Kafka s'invite au bal masqué
Recommandé par l’Académie nationale de médecine, le port des masques pour tous n’est pas encouragé par l’OMS. Les Français semblent avoir tranché : les masques sont de sortie ! Comme dans un mauvais remake du film de Stanley Kubrick, « Eyes wide shut », nos rues nous offrent ces spectacles de personnages qui vont masqués pour assurer l’essentiel. Le masque est le couvre-chef de nos ancêtres. De la fin du XIX siècle jusqu’aux années folles tous nos aïeux portaient des chapeaux. Haut de forme, melon, casquette ou béret pour les hommes en fonction de la classe sociale et chapeau ou fichu pour les femmes ; aux indigents les têtes nues. Le masque période COVID-19 a déjà ses codes, des tribus commencent à voir le jour. Aux plus soucieux de l’efficacité : les FFP2 ; aux élégants qui souhaitent se démarquer : le masque artisanal avec imprimé délicat ; aux autres : le simple masque chirurgical. Ceux qui ne se couvraient pas la bouche et le nez ce week-end portaient à la place leur air bravache, leur « no future ». Les démasqués sont peut être en train de devenir les néo punks de nos villes !
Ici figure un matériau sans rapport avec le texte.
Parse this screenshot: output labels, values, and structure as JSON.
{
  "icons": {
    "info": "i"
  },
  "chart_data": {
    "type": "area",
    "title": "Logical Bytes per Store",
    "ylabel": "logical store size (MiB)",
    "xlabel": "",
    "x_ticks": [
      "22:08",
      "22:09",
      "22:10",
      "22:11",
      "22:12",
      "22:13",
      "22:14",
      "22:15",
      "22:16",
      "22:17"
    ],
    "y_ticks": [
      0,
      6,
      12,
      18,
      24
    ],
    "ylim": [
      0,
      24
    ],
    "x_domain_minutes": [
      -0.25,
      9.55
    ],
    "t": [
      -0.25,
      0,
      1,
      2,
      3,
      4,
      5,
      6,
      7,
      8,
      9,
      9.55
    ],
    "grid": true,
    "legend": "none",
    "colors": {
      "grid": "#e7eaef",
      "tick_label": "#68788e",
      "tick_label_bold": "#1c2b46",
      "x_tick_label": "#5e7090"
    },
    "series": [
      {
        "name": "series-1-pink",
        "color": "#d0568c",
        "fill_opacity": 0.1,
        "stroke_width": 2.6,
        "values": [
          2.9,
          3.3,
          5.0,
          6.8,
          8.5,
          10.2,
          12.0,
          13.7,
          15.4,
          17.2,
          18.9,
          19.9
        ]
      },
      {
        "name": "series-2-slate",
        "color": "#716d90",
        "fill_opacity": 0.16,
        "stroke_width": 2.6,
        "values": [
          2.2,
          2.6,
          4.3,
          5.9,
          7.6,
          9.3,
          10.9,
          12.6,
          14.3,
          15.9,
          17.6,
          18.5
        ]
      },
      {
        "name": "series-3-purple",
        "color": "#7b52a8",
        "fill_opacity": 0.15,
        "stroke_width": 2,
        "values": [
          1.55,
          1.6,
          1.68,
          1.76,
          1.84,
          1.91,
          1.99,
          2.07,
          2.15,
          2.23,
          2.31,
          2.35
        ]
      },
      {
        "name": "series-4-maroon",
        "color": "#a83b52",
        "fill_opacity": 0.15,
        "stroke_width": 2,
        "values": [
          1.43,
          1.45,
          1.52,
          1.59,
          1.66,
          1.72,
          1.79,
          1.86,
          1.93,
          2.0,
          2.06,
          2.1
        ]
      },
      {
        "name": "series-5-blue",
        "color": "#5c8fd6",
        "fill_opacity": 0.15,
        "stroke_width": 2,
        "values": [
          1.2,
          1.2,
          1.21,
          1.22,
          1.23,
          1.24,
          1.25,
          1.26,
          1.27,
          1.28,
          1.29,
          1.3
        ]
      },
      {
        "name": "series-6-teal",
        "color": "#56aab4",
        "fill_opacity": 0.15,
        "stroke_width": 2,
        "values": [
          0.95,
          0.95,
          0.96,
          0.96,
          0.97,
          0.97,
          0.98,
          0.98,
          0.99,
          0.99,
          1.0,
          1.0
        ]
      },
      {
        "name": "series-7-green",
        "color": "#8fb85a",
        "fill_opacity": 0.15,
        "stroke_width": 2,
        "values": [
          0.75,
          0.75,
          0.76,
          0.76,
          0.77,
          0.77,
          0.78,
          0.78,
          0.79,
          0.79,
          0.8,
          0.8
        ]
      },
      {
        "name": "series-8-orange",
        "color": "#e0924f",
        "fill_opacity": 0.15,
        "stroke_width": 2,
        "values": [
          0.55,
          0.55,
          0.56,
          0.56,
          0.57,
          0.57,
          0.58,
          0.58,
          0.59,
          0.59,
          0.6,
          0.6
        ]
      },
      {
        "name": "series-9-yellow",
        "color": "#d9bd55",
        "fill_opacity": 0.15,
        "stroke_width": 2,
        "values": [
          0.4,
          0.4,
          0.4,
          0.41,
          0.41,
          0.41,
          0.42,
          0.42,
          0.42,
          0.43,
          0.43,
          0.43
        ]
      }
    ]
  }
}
Pourtant si l’on sait que de nombreuses entreprises se sont lancées à tombeau ouvert (l’expression prête à discussion en ce moment) dans la fabrication de masques artisanaux, les ventes de FFP2 et de masques chirurgicaux sont toujours interdites en pharmacie. L’Etat français a réquisitionné par décret du 3 mars l’ensemble des stocks et productions de masques sur le territoire national. Les pharmaciens doivent les réserver aux seuls personnels soignants. Les contrevenants, s’ils sont démasqués (on s’y perd !) risquent 6 mois de prison et 10 000 Euros d’amende. Mais alors d’où sortent tous ces masques dans la rue ? Des petits larcins, le système D, la débrouille et même le marché noir font le travail. On s’échange aujourd’hui les bons plans de masques comme hier on partageait un dealer.
En même temps des maires, comme Christian Estrosi à Nice, voudraient légiférer et obliger le port du masque par arrêté. Le Conseil d’Etat veille au grain et s’y oppose argumentant un manque de cohérence nationale. Mais rappelons aussi qu’il faudrait d’abord abroger. En effet, chacun semble avoir oublié qu’il existe en France une loi interdisant la dissimulation du visage. Elle avait été adoptée il y a 10 ans pour contrer l’offensive du niqab !
Des ordonnances qui annulent des arrêtés qui eux mêmes oublient des lois totalement contraires. Ces mêmes arrêtés imaginés pour rendre obligatoire des produits dont la vente est interdite. Des pharmaciens démasqués, des revendeurs qui avancent masqués et des organisations sanitaires opposées : voilà que Kafka s’invite dans cette affaire du coronavirus. Il ne manquait plus que lui.